I figured I'd record my first impressions of the new semester's classes here, so when I start the really intensive bitching later we'll all be on the same page. Let's begin:
Freelance Writing 1311 (Writing for business): Fairly self-explanitory, which should have left the professor plenty of time to explain why I'm required to take it. I've already taken a mandatory english composition class that apparently ensures I can translate thought into written words. I can understand its pertinance as a job skill, but having this second class focusing on business communications seems a presumptuous type of overkill. If I want to learn how to write the perfect business letter, that's one thing... they probably sell books on that. But training design students on the writing of an annual report? Designing an annual report seems like something I should know, but I think the writing is best left to someone who knows how the company in question is doing. Furthermore, who assumed I'd be going into business, anyway? Maybe I'm going to take my degree and work exclusively with circus folk or Alaskan wolfhounds. They're certainly not going to care if I use full-block style in my inter-office correspondance. I'm guessing that they needed a class to fill out the first year in the program and picked Freelance Writing because it's easy to rationalize as a "career skill".

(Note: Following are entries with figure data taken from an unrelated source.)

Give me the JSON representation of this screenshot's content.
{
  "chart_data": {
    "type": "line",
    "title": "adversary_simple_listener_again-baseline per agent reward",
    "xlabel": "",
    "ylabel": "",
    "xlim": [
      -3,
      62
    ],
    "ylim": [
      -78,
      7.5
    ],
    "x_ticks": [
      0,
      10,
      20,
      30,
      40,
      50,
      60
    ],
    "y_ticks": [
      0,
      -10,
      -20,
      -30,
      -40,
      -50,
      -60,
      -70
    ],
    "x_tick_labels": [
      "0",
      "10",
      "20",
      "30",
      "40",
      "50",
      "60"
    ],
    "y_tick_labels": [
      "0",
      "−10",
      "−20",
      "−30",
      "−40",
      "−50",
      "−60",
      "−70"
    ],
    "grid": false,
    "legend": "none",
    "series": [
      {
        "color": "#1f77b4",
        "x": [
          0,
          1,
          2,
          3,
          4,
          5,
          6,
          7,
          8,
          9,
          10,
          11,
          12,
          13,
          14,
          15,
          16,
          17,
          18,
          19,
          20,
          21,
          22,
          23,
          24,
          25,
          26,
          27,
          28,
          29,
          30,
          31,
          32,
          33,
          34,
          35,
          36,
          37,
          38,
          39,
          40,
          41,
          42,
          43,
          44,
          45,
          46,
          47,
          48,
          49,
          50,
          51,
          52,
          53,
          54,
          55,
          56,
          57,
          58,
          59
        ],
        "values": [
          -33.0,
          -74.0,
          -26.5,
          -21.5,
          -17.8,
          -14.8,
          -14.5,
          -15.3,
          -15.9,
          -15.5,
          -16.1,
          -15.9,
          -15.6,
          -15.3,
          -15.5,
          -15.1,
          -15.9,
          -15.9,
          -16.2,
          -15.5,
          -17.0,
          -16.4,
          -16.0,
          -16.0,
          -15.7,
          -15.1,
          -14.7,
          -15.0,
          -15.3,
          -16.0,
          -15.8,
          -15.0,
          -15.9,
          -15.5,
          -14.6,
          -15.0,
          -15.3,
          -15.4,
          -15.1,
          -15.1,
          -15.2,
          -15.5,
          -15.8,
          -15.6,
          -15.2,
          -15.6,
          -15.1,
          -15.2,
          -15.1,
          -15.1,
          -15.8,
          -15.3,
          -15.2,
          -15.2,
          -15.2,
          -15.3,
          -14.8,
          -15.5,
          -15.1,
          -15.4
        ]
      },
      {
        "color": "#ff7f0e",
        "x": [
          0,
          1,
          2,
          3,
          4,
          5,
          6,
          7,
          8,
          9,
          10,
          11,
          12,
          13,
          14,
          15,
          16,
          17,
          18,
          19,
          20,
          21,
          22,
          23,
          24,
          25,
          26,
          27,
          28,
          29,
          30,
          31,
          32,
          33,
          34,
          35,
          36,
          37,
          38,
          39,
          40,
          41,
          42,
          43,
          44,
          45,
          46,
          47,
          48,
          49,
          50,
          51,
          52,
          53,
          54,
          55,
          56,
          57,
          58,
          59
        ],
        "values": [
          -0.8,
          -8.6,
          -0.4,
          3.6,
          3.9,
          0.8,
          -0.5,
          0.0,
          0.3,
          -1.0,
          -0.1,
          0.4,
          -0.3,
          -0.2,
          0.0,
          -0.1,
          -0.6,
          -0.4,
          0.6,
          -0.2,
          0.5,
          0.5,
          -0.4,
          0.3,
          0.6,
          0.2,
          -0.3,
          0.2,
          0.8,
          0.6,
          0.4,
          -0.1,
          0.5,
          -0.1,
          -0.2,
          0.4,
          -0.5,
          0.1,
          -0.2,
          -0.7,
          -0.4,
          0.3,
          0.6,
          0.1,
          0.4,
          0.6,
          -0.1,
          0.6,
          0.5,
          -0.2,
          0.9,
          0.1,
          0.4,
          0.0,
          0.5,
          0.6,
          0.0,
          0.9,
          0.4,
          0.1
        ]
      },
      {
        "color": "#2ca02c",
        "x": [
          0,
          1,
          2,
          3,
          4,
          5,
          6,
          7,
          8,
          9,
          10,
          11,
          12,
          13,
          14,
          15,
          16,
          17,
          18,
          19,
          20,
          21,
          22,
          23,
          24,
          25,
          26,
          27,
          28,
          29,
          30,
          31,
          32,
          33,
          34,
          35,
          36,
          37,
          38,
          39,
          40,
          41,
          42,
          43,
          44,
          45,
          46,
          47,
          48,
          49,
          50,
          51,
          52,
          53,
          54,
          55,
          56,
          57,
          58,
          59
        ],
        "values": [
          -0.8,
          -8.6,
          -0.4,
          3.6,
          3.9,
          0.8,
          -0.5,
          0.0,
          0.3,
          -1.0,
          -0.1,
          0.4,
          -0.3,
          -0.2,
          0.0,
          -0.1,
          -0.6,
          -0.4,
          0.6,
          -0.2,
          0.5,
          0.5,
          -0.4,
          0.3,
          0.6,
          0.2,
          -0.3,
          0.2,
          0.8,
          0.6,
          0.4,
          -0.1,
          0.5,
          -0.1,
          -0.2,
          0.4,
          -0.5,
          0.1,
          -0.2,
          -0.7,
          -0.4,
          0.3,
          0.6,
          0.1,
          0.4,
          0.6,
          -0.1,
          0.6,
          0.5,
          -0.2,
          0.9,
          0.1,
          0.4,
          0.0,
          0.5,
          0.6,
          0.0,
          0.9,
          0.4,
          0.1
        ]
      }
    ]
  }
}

English 2243 (Introduction to the study of film): Now we're cooking with grease. I get to watch movies, talk to people about the movies in class, write a few papers about how The Matrix ruled and then take my nice easy A home to cuddle when it's all over. Proving that there's no such thing as a free lunch, I had to pay for my lunch today... wait, I mean that as cool as the class seems straight off, it seems to be populated by people who are either: a)looking for an excuse to watch movies and lay low for 4 hours a week, or b) convinced that they are serious conneseurs of film because they watch movies like Amelie and claim to like Atom Egoyan. You know the sort; they dismiss everything popular because discussing popular films makes them feel common and dirty.
As readers of my movie reviews will know, I'm into movies. I watch movies the way certain aquatic mammals breathe oxygen. But I've rarely met a movie I didn't like. Film making is a creative and collaborative endevour of the highest order, and just because I don't get it, or don't find it funny or sad or exciting or whatever it was supposed to be doesn't mean that it wasn't a valid effort. I may be able to recognize certain elements of film like narrative style, cinematographic details, literary or historical reference, etc, but that doesn't make me a "better" movie fan. I don't like films just because they're in Italian. And I don't hate films just because they've got a big star in them. I could rant about this forever, and I'm guessing that at least one paper I write for this class will afford me a better opportunity. I'll finish this by saying that Paul Verhoeven is not a genius, and Starship Troopers, while certainly a leader of the giants bugs in outer space genre, is not in even the slightest way, not even a little itty-bitty bit, not in any conceivable fashion brilliant..
Linguistics 2211 (The nature of language): I wish to avoid any undue rudeness here, but I find it deliciously ironic that my linguistics class is being taught by a professor whose use of English is of the seriously halting and stumbling variety. While she seems emminently capable and learned, watching her as she searches for a word to describe something, gets visably frustrated and starts over is somewhat akin to watching Marie Curie die from exposure to radium; with so much knowledge of it, I wonder how she's not better equiped to handle it properly. I suspect, without raising any issues of competancy here, that today's 50 minute lecture could have been disposed of in half an hour by someone more adept with english. Vectors of instruction aside, I'm sure this course will become a favourite of mine, since I've always been fascinated by the origins and evolutions of language.
I've got two more classes yet to experience, so once I've had my first hours of those I'll add my recaps here.